A number of years ago I heard a pastor relate a discussion with his youngest son - the only adopted child in the family. The boy accepted that he was a beloved member of the family, but he didn’t fully appreciate his adoption. In talking about wills and inheritances he said, “You mean split up between the others, right? Because I’m not really your son.” And the father assured him that no, he was a true son in every way, and that he would be remembered in the will.

We all chuckled, because it seemed so obvious to us, and then we awed (I don’t mean we were in awe, but rather we said “aw”), because the father’s answer was so sweet, but years later I sometimes think I still haven’t understood the point.

I can accept that I’ve been received into the number of God’s children.

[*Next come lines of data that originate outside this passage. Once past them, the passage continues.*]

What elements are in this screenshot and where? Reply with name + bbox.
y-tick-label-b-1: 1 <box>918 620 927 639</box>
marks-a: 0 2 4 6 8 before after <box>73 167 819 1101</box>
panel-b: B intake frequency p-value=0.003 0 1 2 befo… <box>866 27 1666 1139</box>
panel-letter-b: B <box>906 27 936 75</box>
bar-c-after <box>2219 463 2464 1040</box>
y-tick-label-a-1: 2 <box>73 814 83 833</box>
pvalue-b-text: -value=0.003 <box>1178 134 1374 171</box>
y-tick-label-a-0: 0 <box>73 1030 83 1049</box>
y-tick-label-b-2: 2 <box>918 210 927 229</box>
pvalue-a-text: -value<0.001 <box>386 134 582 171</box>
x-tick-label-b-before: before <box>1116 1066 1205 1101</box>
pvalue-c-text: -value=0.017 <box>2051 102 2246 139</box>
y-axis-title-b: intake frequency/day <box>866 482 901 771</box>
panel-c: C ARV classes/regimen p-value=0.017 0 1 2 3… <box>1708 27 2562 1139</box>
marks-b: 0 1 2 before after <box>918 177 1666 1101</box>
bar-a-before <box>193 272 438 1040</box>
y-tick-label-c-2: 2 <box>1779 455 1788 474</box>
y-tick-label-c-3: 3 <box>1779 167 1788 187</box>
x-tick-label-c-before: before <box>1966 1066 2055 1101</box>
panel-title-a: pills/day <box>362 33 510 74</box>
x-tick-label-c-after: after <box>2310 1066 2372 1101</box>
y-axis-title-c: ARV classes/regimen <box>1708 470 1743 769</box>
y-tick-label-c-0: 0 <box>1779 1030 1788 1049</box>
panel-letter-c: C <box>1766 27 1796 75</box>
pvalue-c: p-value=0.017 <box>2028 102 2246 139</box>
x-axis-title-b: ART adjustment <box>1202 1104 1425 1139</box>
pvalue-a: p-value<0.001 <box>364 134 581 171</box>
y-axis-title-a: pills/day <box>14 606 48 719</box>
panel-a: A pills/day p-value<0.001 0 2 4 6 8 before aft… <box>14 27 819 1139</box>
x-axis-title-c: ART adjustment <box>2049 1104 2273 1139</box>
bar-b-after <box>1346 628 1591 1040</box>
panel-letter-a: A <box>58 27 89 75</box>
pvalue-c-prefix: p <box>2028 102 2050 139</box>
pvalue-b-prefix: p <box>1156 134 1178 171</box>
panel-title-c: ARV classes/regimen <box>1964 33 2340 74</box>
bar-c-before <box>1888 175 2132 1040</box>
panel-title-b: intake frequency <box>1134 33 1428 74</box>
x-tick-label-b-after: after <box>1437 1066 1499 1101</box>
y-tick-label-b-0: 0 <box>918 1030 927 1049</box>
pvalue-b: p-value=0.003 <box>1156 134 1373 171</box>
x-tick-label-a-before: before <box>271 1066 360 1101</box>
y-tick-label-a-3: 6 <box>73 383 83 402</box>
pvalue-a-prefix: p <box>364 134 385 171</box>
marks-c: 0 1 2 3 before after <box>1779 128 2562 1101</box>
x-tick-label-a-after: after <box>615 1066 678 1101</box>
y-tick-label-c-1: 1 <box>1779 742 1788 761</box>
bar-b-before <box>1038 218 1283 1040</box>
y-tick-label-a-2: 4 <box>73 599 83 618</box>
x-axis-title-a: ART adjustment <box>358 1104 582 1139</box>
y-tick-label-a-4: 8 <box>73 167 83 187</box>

I know the Spirit has been given to me. I will testify that God’s care for me is very fatherly. I tend not to remember the promises as often as I should, but I believe they are mine. What continues to throw me about adoption is just one phrase out of Romans 8:16-17 - “The Spirit himself bears witness with our spirit that we are children of God, and if children, then heirs—heirs of God and fellow heirs with Christ…”

Surely not! Like the prodigal, I would be content to be one of the hangers-on in heaven, and like a prodigal who still can’t grasp the implications of the fatted calf, that’s pretty much what I expect.

But somehow, without making us the equal of Christ, adoption has made us His “fellow-heirs.” The disciples acted like fools when they argued about who could stand at Jesus’ right hand, but God, through adoption, confers exactly that! We are not the other, unnatural children who can hope at best for a small stipend in the will. No, we are co-heirs of the Kingdom. I’m sure it is one of the most mind-boggling phrases in all of Scripture, could we only understand what it means.